Aku menarik napas panjang, berusaha menenangkan diri. Mungkin aku terlalu lelah atau paranoid. Aku lalu duduk di kursi, mencoba menenangkan hati yang masih terasa berdebar.
“Apa kita istirahat aja?” saran Rifaldy, dengan nada yang sedikit lelah. Gagasan itu terdengar masuk akal. Mungkin dengan tidur, malam yang terasa panjang ini bisa segera berlalu.
Kami semua setuju. Dengan perasaan berat, kami memutuskan untuk memasuki kamar yang terletak di bagian depan rumah—bersebelahan dengan kamar Deni.
“Mang, kenapa nggak dimakan nasinya?” tanyaku, tiba-tiba teringat dengan bungkusan nasi yang masih tergeletak di meja.
Mang Tohir tersentak. “Aduh, saya lupa, Mas!” jawabnya, sambil menepuk dahinya, sedikit malu. “Ya sudahlah, besok aja saya makan.”
Aku tersenyum kecil, mengerti bahwa mungkin selera makannya hilang karena peristiwa yang baru saja terjadi. Hal itu sangat wajar, mengingat beban pikiran yang kami semua rasakan malam ini. Terasa berat, namun aku harus tetap tegar. Kami harus bertahan, melewati malam yang seolah tak kunjung berakhir.

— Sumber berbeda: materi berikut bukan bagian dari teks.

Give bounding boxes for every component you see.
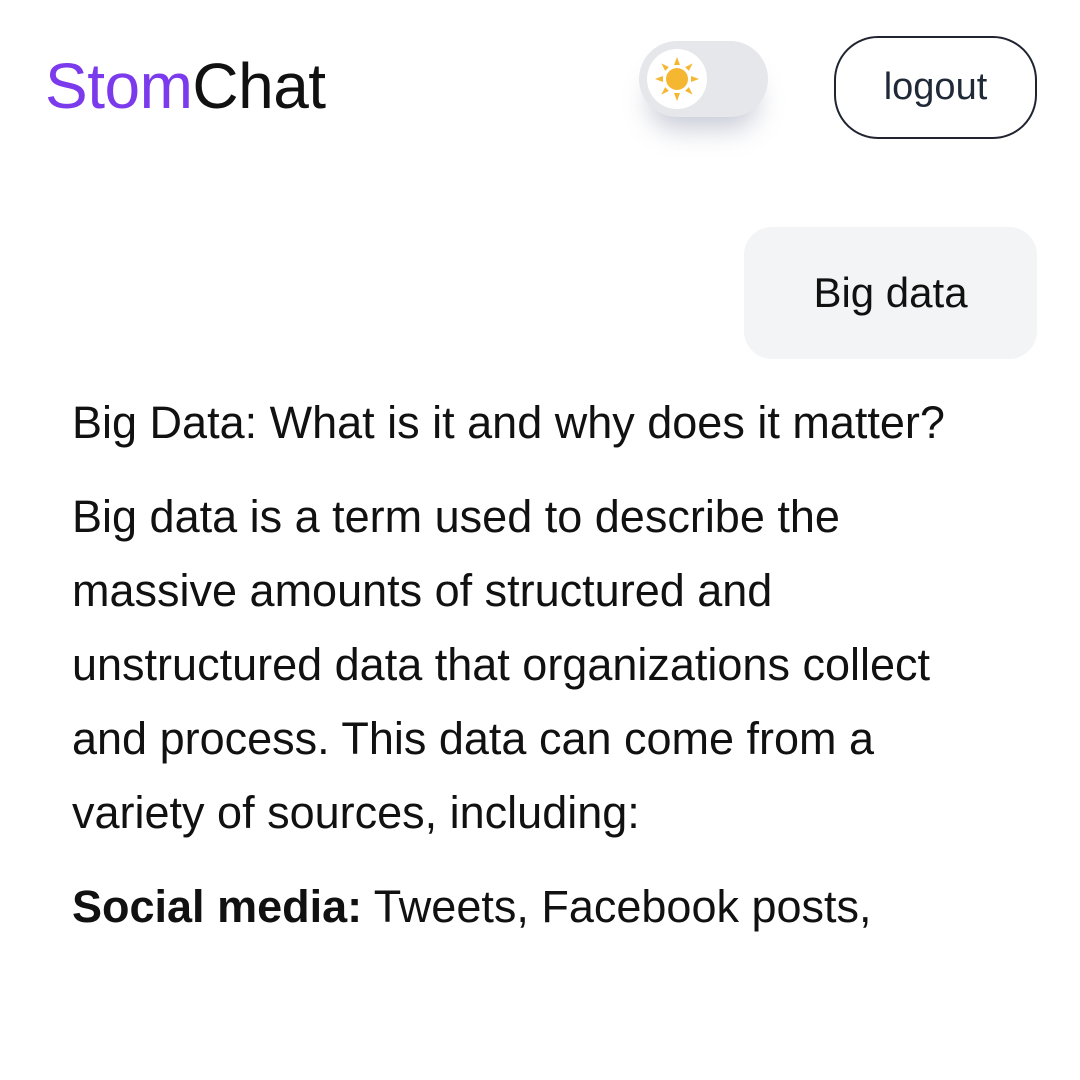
theme-toggle[interactable]	[639, 41, 768, 117]
sun-icon	[655, 57, 699, 101]
app-header: StomChat logout	[0, 0, 1080, 170]
brand-accent-text: Stom	[45, 50, 193, 122]
assistant-list-item: Social media: Tweets, Facebook posts,	[72, 870, 1012, 944]
user-message-text: Big data	[813, 269, 968, 316]
assistant-heading: Big Data: What is it and why does it mat…	[72, 397, 945, 448]
list-item-text: Tweets, Facebook posts,	[362, 881, 872, 932]
assistant-message: Big Data: What is it and why does it mat…	[72, 386, 1012, 964]
chat-page: StomChat logout Big data Big Data: What …	[0, 0, 1080, 1080]
user-message-bubble: Big data	[744, 227, 1037, 359]
assistant-paragraph: Big data is a term used to describe the …	[72, 491, 931, 838]
logout-button[interactable]: logout	[834, 36, 1037, 139]
app-logo: StomChat	[45, 50, 326, 122]
toggle-knob	[647, 49, 707, 109]
brand-main-text: Chat	[192, 50, 326, 122]
list-item-label: Social media:	[72, 881, 363, 932]
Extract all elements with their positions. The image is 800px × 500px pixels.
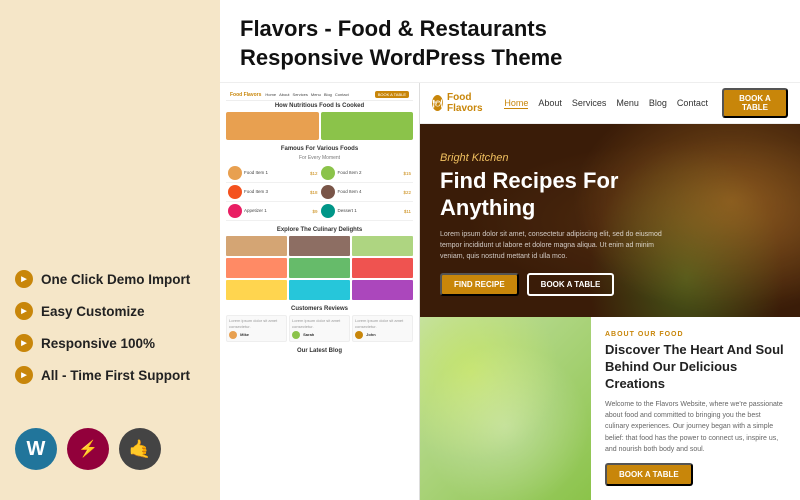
menu-img-5 <box>228 204 242 218</box>
about-text: ABOUT OUR FOOD Discover The Heart And So… <box>591 317 800 500</box>
menu-img-1 <box>228 166 242 180</box>
features-list: One Click Demo Import Easy Customize Res… <box>15 270 205 398</box>
theme-nav-contact[interactable]: Contact <box>677 98 708 109</box>
logo-icon: 🍽 <box>432 95 443 111</box>
review-card-1: Lorem ipsum dolor sit amet consectetur. … <box>226 315 287 342</box>
prev-link-home: Home <box>265 92 276 97</box>
menu-img-3 <box>228 185 242 199</box>
book-table-hero-button[interactable]: BOOK A TABLE <box>527 273 615 296</box>
review-avatar-1 <box>229 331 237 339</box>
gallery-grid <box>226 236 413 300</box>
theme-logo: 🍽 Food Flavors <box>432 92 490 114</box>
how-section: How Nutritious Food Is Cooked <box>226 103 413 140</box>
prev-link-menu: Menu <box>311 92 321 97</box>
feature-item-3: Responsive 100% <box>15 334 205 352</box>
gallery-cell-6 <box>352 258 413 278</box>
title-bar: Flavors - Food & Restaurants Responsive … <box>220 0 800 83</box>
menu-row-2: Food Item 3 $18 Food Item 4 $22 <box>226 183 413 202</box>
hand-icon: 🤙 <box>119 428 161 470</box>
food-thumb-2 <box>321 112 414 140</box>
right-area: Flavors - Food & Restaurants Responsive … <box>220 0 800 500</box>
arrow-icon-1 <box>15 270 33 288</box>
theme-nav-about[interactable]: About <box>538 98 562 109</box>
arrow-icon-3 <box>15 334 33 352</box>
gallery-cell-7 <box>226 280 287 300</box>
food-thumb-1 <box>226 112 319 140</box>
page-title: Flavors - Food & Restaurants Responsive … <box>240 15 780 72</box>
gallery-cell-4 <box>226 258 287 278</box>
preview-nav: Food Flavors Home About Services Menu Bl… <box>226 89 413 101</box>
find-recipe-button[interactable]: FIND RECIPE <box>440 273 519 296</box>
famous-sub: For Every Moment <box>226 155 413 161</box>
wordpress-icon: W <box>15 428 57 470</box>
about-image <box>420 317 591 500</box>
theme-nav-home[interactable]: Home <box>504 98 528 109</box>
review-card-3: Lorem ipsum dolor sit amet consectetur. … <box>352 315 413 342</box>
gallery-cell-8 <box>289 280 350 300</box>
prev-link-about: About <box>279 92 289 97</box>
theme-about: ABOUT OUR FOOD Discover The Heart And So… <box>420 317 800 500</box>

Malam semakin larut, kegelapan meresap pekat dan udara dingin menyusup hingga menusuk tulang. Kami bertiga terbaring di atas karpet tipis berudu, kehangatannya tak cukup untuk mengusir dingin yang semakin menggigit.
"Aaaaaaaa!!"
Suara jeritan mendadak memecah kesunyian, memaksa kami tersentak bangun dalam kepanikan. Suara itu berasal dari kamar sebelah.
"Deni!"
Dengan cepat kami bangkit, langkah kami terhuyung menuju kamar di mana tempat suara teriakan itu bergema. Ketika kami tiba, pintu kamar sudah terbuka, kami mendapati Deni sedang terbungkuk di atas kasur, kedua tangannya mencengkeram perutnya dengan wajah yang memucat, tubuhnya gemetar dalam kesakitan. Rintihannya terdengar pilu, membuat kami tak mampu berkata-kata.
Mang Tohir, yang paling tua di antara kami, segera bergerak. "Sebentar, saya ambil air hangat buat kompres perutnya," katanya tergesa-gesa, sebelum melangkah keluar ruangan.
Aku mondar-mandir di dekat kasur, rasa gugup melingkupiku. "Gue nggak tahu harus ngapain!" Suaraku bergetar, panik.
"Tenang dulu, Vin! Jangan bikin gue tambah stres!" Rifaldy, yang duduk di tepi kasur, berusaha tetap tenang sambil mengusap pelan kening Deni. Tapi tiba-tiba, ia berhenti, memandang lengannya yang penuh dengan rambut rontok dari kepala Deni. Ia menatapku, menunjukkan rambut itu dengan ekspresi cemas.
"Ini nggak beres," gumamku, jantungku berdetak lebih cepat. "Mending suruh temen kakak lo ke sini sekarang, Rif!" pintaku, nyaris memohon.
Rifaldy segera mengeluarkan ponselnya dan menelepon kakaknya. Wajahnya menegang, nada suaranya meninggi. "Ini anak makin parah! Gw bawa ke rumah sakit aja, ya?" desaknya, terdengar putus asa.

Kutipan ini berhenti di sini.